III. Wesentliche Inhalte

Verlängerung der bestehenden Schutzmaßnahmen

Die Corona-Arbeitsschutzregelungen werden mit der Dritten Verordnung zur Änderung der Corona-ArbSchV bis zum 30.06.2021 verlängert. 

  • Arbeitgeber müssen weiterhin betriebliche Hygienepläne durchsetzen, die die Einhaltung eines Mindestabstands von 1,5 m. zu anderen Personen, das Tragen von medizinischem Mund-Nasen-Schutz oder Atemschutzmasken bei unvermeidbarem Kontakt, ausreichende Handhygiene, regelmäßiges Lüften usw. sicherstellen. 
  • Es gelten weiterhin die strengen betrieblichen Regelungen zur Kontaktvermeidung im Betrieb: Müssen Räume von mehreren Personen gleichzeitig genutzt werden, müssen pro Person 10 m² zur Verfügung stehen. In Betrieben ab 10 Beschäftigten müssen diese in möglichst kleine, feste Arbeitsgruppen eingeteilt werden; Kontakte zwischen den Gruppen sind zu vermeiden.

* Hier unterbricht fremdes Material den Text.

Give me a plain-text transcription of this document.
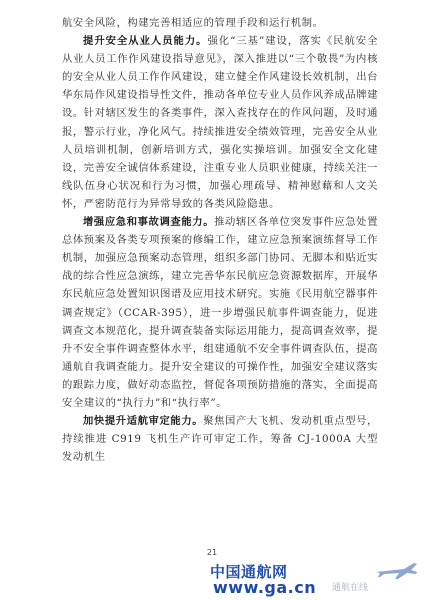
航安全风险，构建完善相适应的管理手段和运行机制。

提升安全从业人员能力。强化“三基”建设，落实《民航安全从业人员工作作风建设指导意见》，深入推进以“三个敬畏”为内核的安全从业人员工作作风建设，建立健全作风建设长效机制，出台华东局作风建设指导性文件，推动各单位专业人员作风养成品牌建设。针对辖区发生的各类事件，深入查找存在的作风问题，及时通报，警示行业，净化风气。持续推进安全绩效管理，完善安全从业人员培训机制，创新培训方式，强化实操培训。加强安全文化建设，完善安全诚信体系建设，注重专业人员职业健康，持续关注一线队伍身心状况和行为习惯，加强心理疏导、精神慰藉和人文关怀，严密防范行为异常导致的各类风险隐患。

增强应急和事故调查能力。推动辖区各单位突发事件应急处置总体预案及各类专项预案的修编工作，建立应急预案演练督导工作机制，加强应急预案动态管理，组织多部门协同、无脚本和贴近实战的综合性应急演练，建立完善华东民航应急资源数据库，开展华东民航应急处置知识图谱及应用技术研究。实施《民用航空器事件调查规定》（CCAR-395），进一步增强民航事件调查能力，促进调查文本规范化，提升调查装备实际运用能力，提高调查效率，提升不安全事件调查整体水平，组建通航不安全事件调查队伍，提高通航自我调查能力。提升安全建议的可操作性，加强安全建议落实的跟踪力度，做好动态监控，督促各项预防措施的落实，全面提高安全建议的“执行力”和“执行率”。

加快提升适航审定能力。聚焦国产大飞机、发动机重点型号，持续推进 C919 飞机生产许可审定工作，筹备 CJ-1000A 大型发动机生

21
中国通航网
www.ga.cn 通航在线
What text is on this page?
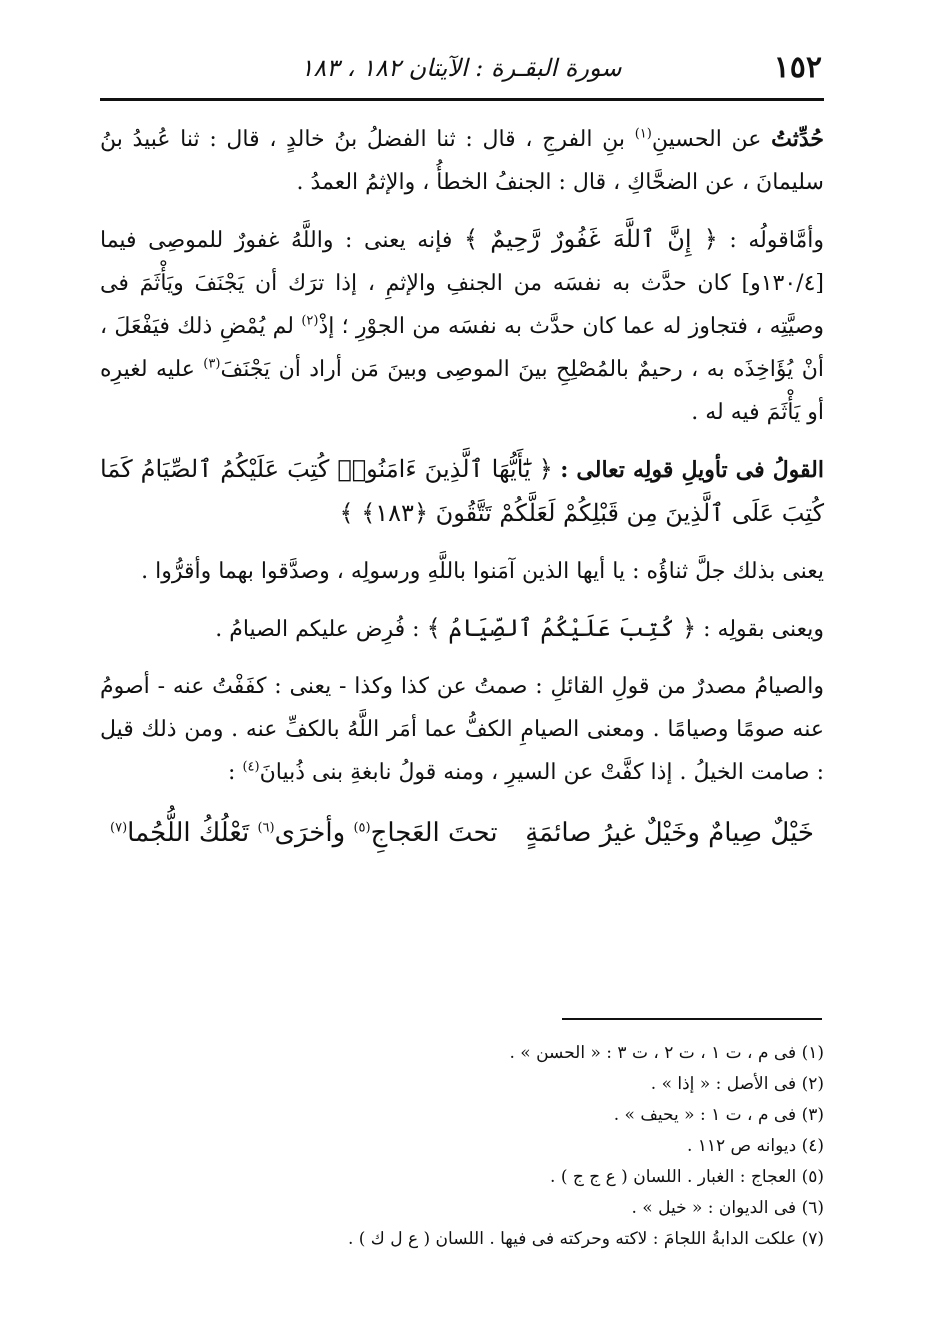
١٥٢
سورة البقـرة : الآيتان ١٨٢ ، ١٨٣

حُدِّثتُ عن الحسينِ$^{(١)}$ بنِ الفرجِ ، قال : ثنا الفضلُ بنُ خالدٍ ، قال : ثنا عُبيدُ بنُ سليمانَ ، عن الضحَّاكِ ، قال : الجنفُ الخطأُ ، والإثمُ العمدُ .

وأمَّاقولُه : ﴿ إِنَّ ٱللَّهَ غَفُورٌ رَّحِيمٌ ﴾ فإنه يعنى : واللَّهُ غفورٌ للموصِى فيما [١٣٠/٤و] كان حدَّث به نفسَه من الجنفِ والإثمِ ، إذا ترَك أن يَجْنَفَ ويَأْثَمَ فى وصيَّتِه ، فتجاوز له عما كان حدَّث به نفسَه من الجوْرِ ؛ إذْ$^{(٢)}$ لم يُمْضِ ذلك فيَفْعَلَ ، أنْ يُؤَاخِذَه به ، رحيمٌ بالمُصْلِحِ بينَ الموصِى وبينَ مَن أراد أن يَجْنَفَ$^{(٣)}$ عليه لغيرِه أو يَأْثَمَ فيه له .

القولُ فى تأويلِ قولِه تعالى : ﴿ يَٰٓأَيُّهَا ٱلَّذِينَ ءَامَنُوا۟ كُتِبَ عَلَيْكُمُ ٱلصِّيَامُ كَمَا كُتِبَ عَلَى ٱلَّذِينَ مِن قَبْلِكُمْ لَعَلَّكُمْ تَتَّقُونَ ﴿١٨٣﴾ ﴾

يعنى بذلك جلَّ ثناؤُه : يا أيها الذين آمَنوا باللَّهِ ورسولِه ، وصدَّقوا بهما وأقرُّوا .

ويعنى بقولِه : ﴿ كُتِبَ عَلَيْكُمُ ٱلصِّيَامُ ﴾ : فُرِض عليكم الصيامُ .

والصيامُ مصدرٌ من قولِ القائلِ : صمتُ عن كذا وكذا - يعنى : كفَفْتُ عنه - أصومُ عنه صومًا وصيامًا . ومعنى الصيامِ الكفُّ عما أمَر اللَّهُ بالكفِّ عنه . ومن ذلك قيل : صامت الخيلُ . إذا كفَّتْ عن السيرِ ، ومنه قولُ نابغةِ بنى ذُبيانَ$^{(٤)}$ :

خَيْلٌ صِيامٌ وخَيْلٌ غيرُ صائمَةٍ
تحتَ العَجاجِ$^{(٥)}$ وأخرَى$^{(٦)}$ تَعْلُكُ اللُّجُما$^{(٧)}$

(١) فى م ، ت ١ ، ت ٢ ، ت ٣ : « الحسن » .

(٢) فى الأصل : « إذا » .

(٣) فى م ، ت ١ : « يحيف » .

(٤) ديوانه ص ١١٢ .

(٥) العجاج : الغبار . اللسان ( ع ج ج ) .

(٦) فى الديوان : « خيل » .

(٧) علكت الدابةُ اللجامَ : لاكته وحركته فى فيها . اللسان ( ع ل ك ) .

Neuregelung des Home-Office

Die Regelung zum Home-Office wird rangmäßig neu verortet und inhaltlich zum Teil geändert. Sie wird insbesondere aus der Corona-ArbSchV (§ 2 Abs. 4) entfernt und in das neu geänderte IfSG (§ 28b Abs. 7) eingefügt - was in Hinblick auf die Wesentlichkeitstheorie und den Gesetzesvorbehalt positiv anzusehen ist - und mit einem zweiten Satz ergänzt. Die Gesetzesvorschrift wiederholt, dass der Arbeitgeber den Beschäftigten im Fall von Büroarbeit oder vergleichbaren TätigkeitenHome-Office anbieten muss, "wenn keine zwingenden betriebsbedingten Gründe entgegenstehen.". Dazu wird es aber hinzugefügt, dass die Beschäftigten dieses Angebot anzunehmen haben, "soweit ihrerseits keine Gründe entgegenstehen". Die Begründung des Gesetzes nennt als Beispiele solcher Gründe etwa räumliche Enge, Störungen durch Dritte (Familienmitglieder) oder unzureichende technische Ausstattung. Zur Darlegung eines solchen Grunds soll es nach der Gesetzesbegründung ausreichen, dass der Beschäftigte auf Verlangen des Arbeitgebers diesem mitteilt, dass die Arbeit von zu Hause aus nicht möglich ist. Der Regelung soll also in der Praxis einen eher appellativen Charakter haben.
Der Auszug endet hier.